Under existing legislation only possessing information likely to be useful to a terrorist is a terrorism offence.
Plans to be unveiled by Home Secretary Amber Rudd at the Conservative Party conference today will boost laws meaning extremists who repeatedly view terrorist content online could face up to 15 years in jail.
It is understood that journalists, as well as academics and other professionals, who view terrorist content will have a “reasonable excuse” defence for legitimate work.
Home Office analysis found that over the last 12 months, Islamic State supporters have published almost 67,000 tweets in English promoting its propaganda.
Rudd said: “I want to make sure those who view despicable terrorist content online including jihadi websites, far right propaganda and bomb making instructions face the full force of the law.
“There is currently a gap in the law around material which is viewed or streamed from the internet without being permanently downloaded.
“This is an increasingly common means by which material is accessed online for criminal purposes, and is a particularly prevalent means of viewing extremist material such as videos and web pages.

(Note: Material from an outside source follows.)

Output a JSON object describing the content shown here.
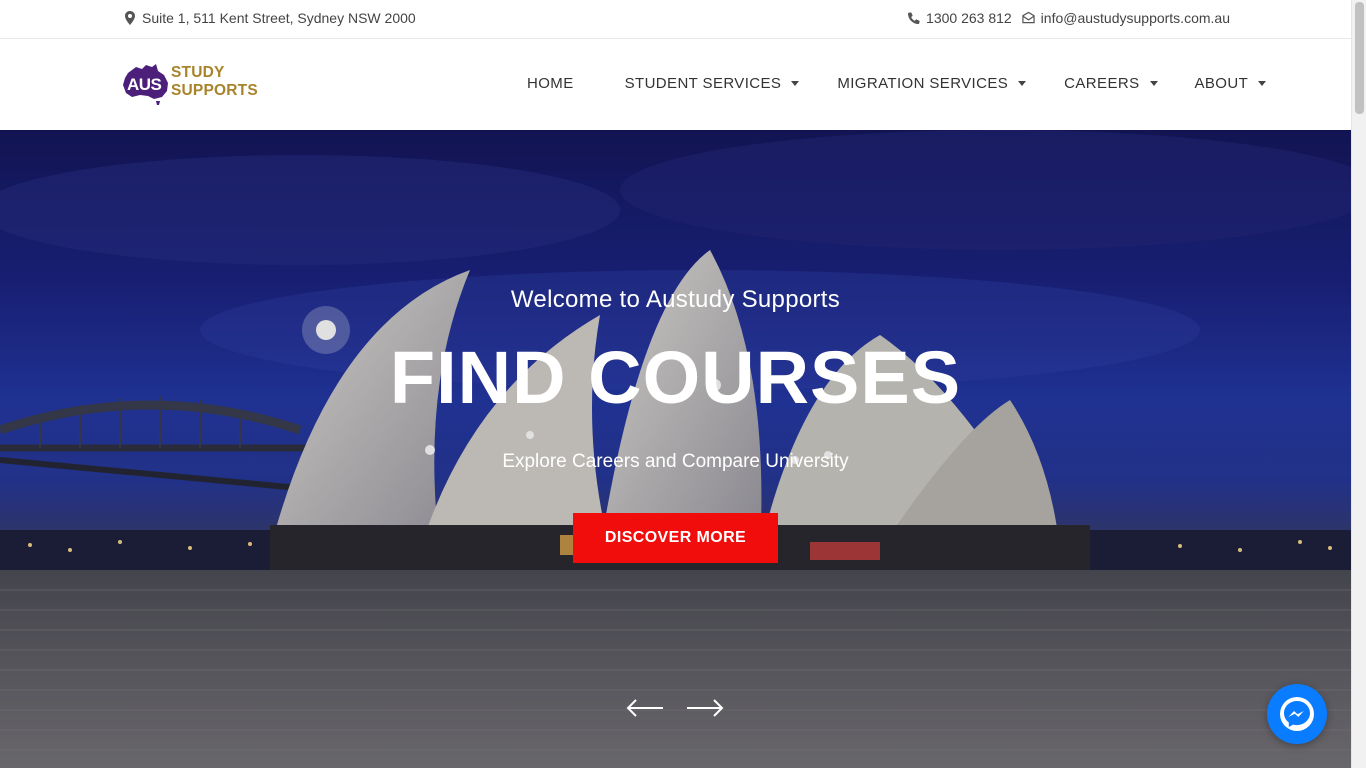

“Changes will enable police and the security service to keep pace with modern patterns of internet use and intervene earlier in an investigation given the speed with which online radicalisation is taking place.
“It is also right that the cowardly targeting of the men and women who serve our country is punished in the severest terms.
“We are continuing to urgently press the internet companies to do more to stop this kind of vile material being available on their platforms in the first place.”
Rebecca Vincent, UK bureau director for press freedom pressure group Reporters Without Borders said: “This latest announcement is cause for serious concern for journalists, human rights campaigners, and others with a legitimate need to view extremist content.
“These plans are downright dangerous when viewed in the context of other recent worrying moves to restrict press freedom in the UK, such as the adoption of the menacing Investigatory Powers Act, the proposal for an alarming new Espionage Act, and Rudd’s previous calls to restrict encryption tools.
“It is becoming increasingly difficult and risky for journalists to do their jobs in the UK.”